A study this week reported producing eggs from male mice, creating baby mice with two biological fathers.But how did they do it?
The key thing to understand is that it has already been possible to grow eggs from female mouse stem cells. This new paper reported a way to convert male (XY) mouse stem cells to female (XX) cells, which could then be used in the existing method for in vitro oogenesis.
Surely some intricate chromosomal engineering was involved to get rid of the Y chromosome and add another X?
Actually, the researchers did something simpler. Stem cells (ESCs and iPSCs) are somewhat chromosomally unstable, and can randomly lose, duplicate, or rearrange their chromosomes when they divide. Usually this is unwanted behavior. For example, when I’m establishing new gene-edited human iPSC lines, I have to check to make sure this didn’t happen (and in a few cases, I’ve identified problems).
However, for these researchers, chromosomal chaos was a good thing. In particular, male stem cells are prone to lose the Y chromosome. After culturing male mouse ESCs for a few weeks, the researchers isolated single cells and grew new ESC lines from them. Out of 87 lines generated, 5 had lost their Y chromosome.

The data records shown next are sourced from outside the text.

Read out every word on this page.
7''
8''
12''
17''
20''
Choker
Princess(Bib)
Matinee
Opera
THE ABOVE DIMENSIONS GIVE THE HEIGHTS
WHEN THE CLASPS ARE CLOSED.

Now they just needed to duplicate the X. This wasn’t as likely to happen spontaneously, so the researchers treated the cells with reversine, a kinase inhibitor that makes cells randomly yeettheir chromosomes around during mitosis. In order to isolate cells with two X chromosomes, the researchers engineered the X chromosome to express a red fluorescent protein, and sorted cells that were redder than the overall population. This successfully gave female (XX) stem cells, which were otherwise genetically identical to the starting male (XY) cells.
At this point, it was simply a matter of following a long and technically demanding protocol to grow the stem cells into eggs, fertilize the eggs, and implant the embryos into recipient mice. This successfully gave live offspring with two male biological parents. Only a small percentage of the embryos (7 out of 630) developed properly, but the rate was not significantly different from the usual rate with in vitro-derived oocytes.
Overall, this study makes me confident that when a protocol is developed for human in vitro oogenesis (which I believe will be within a few years), it will be possible to grow eggs not only from women, but also from men.
They also generated mice with the “father” and “mother” being the same mouse. The mice are inbred anyway, so inbreeding doesn’t matter here.
The technical term for this is “mis-segregate”.
Effective use of the word 'yeet'.
That’s really exciting news.
I would be interested in a post describing why you have that timeline for in vitro oogenesis. That’s great.